O termo “posse de bola” surge na Espanha, em 2006, e ganha força no Barcelona que encantou o mundo. Nos primeiros anos, ninguém conseguia decifrá-lo, e como o que saltava aos olhos era a troca de passes, isso virou sinônimo de arte, de beleza, de jogar bem e tratar bem a bola. É uma narrativa extremamente problemática. O técnico Vicente del Bosque deu uma entrevista ao The Guardian explicando que a ideia do “tiki-taka” da Espanha entre 2008 e 2014 nunca foi atacar mais, mas sim se proteger. Se o time tem a bola, o adversário não a tem. Logo, não consegue atacar. Depois, Guardiola e outros técnicos começaram a minar a ideia de que eles queriam a bola. Primeiro, explicaram que havia uma ideia de desequilibrar o adversário por uma estrutura (o chamado jogo de posição); depois, veio a ideia de que era preciso ser objetivo. A história do futebol é a história de enganar o adversário para abrir um espaço e fazer o gol.

Toda Copa do Mundo provoca uma sensação, mas o rebuscamento dos sistemas defensivos é uma constante desde 1966. A Inglaterra era tratada no Brasil como “futebol-força” pela forma agressiva que atuava sem a bola. O Brasil de 1970 era, sobretudo, uma equipe extremamente física e que ganhou a maioria dos jogos no segundo tempo. A Holanda de 1974 perdia a bola e pressionava o adversário com uma forma imensa. O futebol sempre foi um jogo onde ocupar espaços é mais vantajoso que ter a bola. Hoje, entendemos bem que não basta apenas ter a posse: é preciso saber onde e quando ela deve chegar perto do gol.

6 O futebol brasileiro – jogado aqui: os campeonatos nacionais – é mesmo tão ruim quanto dizem, ou há certa dose de vira-latismo nisso? Vê possibilidade de melhora, a médio prazo?

Existe, sim, um desnível. E ele não é técnico, ou tático. É financeiro. Desde 1996, com a Lei de Bosnan, o futebol europeu cresceu o faturamento de modo exponencial e consegue reunir os melhores jogadores e técnicos em suas ligas. Não existe comparação porque o abismo financeiro é muito grande. Cobrar que o futebol brasileiro seja bonito é como cobrar que um Fusca tenha um motor melhor que uma Mercedez zero bala.
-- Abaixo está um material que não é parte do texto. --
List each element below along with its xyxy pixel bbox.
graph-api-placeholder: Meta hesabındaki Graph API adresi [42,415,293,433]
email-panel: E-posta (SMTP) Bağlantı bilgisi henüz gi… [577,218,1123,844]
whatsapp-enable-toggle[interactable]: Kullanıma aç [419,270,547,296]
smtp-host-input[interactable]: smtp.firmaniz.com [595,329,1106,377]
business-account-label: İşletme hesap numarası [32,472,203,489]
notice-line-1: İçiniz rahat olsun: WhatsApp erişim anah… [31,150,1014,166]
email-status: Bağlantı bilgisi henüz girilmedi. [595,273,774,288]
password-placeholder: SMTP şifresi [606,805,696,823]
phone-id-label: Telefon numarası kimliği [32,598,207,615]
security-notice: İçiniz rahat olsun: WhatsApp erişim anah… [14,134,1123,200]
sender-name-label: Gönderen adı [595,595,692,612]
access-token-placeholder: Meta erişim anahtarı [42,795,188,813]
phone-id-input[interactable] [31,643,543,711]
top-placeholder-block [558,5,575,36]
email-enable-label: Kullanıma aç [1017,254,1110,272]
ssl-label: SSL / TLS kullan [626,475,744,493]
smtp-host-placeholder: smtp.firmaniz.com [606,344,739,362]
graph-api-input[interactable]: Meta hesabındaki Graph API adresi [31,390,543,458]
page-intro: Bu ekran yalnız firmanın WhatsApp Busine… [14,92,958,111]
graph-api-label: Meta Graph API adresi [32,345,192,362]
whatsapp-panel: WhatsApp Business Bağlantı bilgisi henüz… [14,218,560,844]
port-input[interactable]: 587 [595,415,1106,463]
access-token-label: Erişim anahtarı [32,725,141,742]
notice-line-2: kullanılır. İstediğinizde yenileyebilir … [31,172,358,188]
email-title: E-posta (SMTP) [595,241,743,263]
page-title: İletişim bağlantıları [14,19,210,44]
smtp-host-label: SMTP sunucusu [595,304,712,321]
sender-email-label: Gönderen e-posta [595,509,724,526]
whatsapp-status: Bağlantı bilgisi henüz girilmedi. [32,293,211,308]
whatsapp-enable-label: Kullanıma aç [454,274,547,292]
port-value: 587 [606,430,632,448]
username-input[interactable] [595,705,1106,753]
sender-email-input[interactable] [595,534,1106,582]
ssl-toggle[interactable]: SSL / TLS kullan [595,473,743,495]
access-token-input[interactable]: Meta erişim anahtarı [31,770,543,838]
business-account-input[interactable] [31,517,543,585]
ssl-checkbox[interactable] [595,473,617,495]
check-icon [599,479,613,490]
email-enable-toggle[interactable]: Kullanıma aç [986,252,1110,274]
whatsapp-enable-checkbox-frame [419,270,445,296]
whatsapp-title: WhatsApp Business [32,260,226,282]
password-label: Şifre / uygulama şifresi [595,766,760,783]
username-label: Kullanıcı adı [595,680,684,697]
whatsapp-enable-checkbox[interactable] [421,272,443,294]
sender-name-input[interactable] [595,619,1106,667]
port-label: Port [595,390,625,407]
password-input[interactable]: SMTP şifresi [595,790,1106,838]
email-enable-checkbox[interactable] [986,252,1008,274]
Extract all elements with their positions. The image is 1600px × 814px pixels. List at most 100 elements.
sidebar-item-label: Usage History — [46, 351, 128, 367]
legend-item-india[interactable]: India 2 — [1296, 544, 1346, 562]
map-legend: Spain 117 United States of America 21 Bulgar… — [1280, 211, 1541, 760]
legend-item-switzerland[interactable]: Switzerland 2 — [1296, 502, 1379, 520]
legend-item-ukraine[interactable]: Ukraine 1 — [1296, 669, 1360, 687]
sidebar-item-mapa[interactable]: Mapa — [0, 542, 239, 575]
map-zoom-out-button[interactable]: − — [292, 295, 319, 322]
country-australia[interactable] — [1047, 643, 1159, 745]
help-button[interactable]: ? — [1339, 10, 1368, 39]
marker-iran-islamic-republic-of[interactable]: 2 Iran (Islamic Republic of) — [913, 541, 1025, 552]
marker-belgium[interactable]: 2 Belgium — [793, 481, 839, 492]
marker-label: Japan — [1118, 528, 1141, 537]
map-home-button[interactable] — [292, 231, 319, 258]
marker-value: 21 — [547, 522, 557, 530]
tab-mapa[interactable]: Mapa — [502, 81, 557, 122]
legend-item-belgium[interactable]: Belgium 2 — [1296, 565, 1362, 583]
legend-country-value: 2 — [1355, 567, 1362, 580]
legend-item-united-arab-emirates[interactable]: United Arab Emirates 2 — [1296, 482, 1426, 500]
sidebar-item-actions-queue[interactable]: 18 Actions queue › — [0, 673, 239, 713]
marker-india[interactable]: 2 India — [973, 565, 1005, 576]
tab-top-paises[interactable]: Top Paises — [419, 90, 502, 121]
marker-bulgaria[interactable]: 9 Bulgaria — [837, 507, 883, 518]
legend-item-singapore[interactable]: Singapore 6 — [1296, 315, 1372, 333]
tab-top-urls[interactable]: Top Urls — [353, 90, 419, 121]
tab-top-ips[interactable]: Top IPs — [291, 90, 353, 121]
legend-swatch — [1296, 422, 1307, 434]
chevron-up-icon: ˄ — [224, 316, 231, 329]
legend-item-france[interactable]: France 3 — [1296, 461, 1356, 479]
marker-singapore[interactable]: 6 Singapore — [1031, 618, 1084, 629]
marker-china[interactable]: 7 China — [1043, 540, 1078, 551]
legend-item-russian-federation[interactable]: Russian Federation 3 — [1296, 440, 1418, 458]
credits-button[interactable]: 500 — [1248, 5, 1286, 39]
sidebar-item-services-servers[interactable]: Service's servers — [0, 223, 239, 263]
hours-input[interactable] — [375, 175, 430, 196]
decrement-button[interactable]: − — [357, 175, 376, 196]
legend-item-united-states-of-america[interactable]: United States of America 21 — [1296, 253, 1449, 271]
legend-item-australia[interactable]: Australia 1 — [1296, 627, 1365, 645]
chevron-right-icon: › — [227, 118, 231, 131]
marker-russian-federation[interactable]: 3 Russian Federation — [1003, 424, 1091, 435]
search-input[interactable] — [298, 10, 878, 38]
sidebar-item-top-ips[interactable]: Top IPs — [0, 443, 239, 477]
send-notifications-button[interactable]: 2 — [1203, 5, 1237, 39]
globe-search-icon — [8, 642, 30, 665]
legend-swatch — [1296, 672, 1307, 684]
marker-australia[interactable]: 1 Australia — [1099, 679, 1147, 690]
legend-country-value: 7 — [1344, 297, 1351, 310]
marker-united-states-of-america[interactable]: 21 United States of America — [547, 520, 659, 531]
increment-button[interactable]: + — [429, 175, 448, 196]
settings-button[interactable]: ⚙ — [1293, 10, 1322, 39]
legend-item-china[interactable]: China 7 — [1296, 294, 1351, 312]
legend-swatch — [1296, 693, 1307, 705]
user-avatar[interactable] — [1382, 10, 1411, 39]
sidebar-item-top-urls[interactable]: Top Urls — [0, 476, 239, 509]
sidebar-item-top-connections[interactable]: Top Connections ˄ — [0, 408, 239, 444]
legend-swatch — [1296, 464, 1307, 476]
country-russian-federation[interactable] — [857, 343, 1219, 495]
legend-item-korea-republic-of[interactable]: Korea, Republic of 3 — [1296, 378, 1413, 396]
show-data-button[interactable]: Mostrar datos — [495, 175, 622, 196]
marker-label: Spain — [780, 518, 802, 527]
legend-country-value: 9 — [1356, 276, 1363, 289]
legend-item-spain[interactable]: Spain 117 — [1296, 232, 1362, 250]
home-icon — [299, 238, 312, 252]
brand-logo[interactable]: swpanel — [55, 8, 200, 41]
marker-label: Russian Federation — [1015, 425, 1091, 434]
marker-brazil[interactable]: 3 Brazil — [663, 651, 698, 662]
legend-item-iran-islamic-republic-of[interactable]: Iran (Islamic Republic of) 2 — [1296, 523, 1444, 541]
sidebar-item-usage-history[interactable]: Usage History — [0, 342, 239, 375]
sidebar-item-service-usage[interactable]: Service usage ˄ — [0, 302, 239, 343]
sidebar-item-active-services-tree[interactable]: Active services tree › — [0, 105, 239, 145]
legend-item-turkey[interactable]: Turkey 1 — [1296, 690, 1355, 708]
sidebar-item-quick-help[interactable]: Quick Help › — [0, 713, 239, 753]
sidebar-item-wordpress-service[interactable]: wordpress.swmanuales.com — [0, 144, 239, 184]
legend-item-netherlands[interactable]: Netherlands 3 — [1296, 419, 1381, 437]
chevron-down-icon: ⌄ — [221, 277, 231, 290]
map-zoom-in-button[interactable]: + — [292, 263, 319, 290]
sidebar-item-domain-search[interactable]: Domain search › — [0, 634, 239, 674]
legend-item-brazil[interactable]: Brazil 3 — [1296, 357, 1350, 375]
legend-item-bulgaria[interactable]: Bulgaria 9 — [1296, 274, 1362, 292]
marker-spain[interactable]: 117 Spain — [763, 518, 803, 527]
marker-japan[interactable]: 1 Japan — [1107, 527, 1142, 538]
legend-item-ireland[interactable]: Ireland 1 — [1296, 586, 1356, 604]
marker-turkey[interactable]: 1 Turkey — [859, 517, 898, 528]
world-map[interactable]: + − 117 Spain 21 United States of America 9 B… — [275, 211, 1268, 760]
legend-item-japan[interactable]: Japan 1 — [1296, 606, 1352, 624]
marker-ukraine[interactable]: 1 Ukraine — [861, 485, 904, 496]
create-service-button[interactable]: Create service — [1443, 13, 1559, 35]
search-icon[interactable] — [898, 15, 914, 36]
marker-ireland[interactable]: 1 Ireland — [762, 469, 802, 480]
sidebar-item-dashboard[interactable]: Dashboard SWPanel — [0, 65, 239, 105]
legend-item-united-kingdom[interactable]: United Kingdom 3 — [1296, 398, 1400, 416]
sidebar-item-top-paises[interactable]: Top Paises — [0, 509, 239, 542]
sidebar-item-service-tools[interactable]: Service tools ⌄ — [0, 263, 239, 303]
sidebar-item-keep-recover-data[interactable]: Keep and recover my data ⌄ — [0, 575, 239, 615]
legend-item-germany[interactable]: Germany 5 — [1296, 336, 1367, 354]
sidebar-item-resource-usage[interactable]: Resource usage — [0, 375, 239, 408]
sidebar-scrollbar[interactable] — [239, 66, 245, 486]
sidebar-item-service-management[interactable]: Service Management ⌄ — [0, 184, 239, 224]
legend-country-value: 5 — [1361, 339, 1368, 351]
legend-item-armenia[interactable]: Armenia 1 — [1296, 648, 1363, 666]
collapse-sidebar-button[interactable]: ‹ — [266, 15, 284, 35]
Não existe nenhuma possibilidade de melhora. Pelo contrário, apenas de piora. Porque a cultura imediatista e excessivamente retrógrada do brasileiro talha toda e qualquer tentativa de mudança. Para ter um jogo agradável é preciso tempo de trabalho, para ter tempo de trabalho é preciso aceitar derrotas, e aceitar uma derrota num estadual é a última coisa que torcedores e imprensa querem. Nosso jogo é essencialmente direto e aéreo não por uma questão de qualidade, mas por uma questão de pressa. Hoje, acredito que Palmeiras e Flamengo, times que destoam dos outros no tocante a investimentos, vão cada vez mais aglutinar bons jogadores e tentar um estilo que dê o que a torcida quer: títulos e nada mais.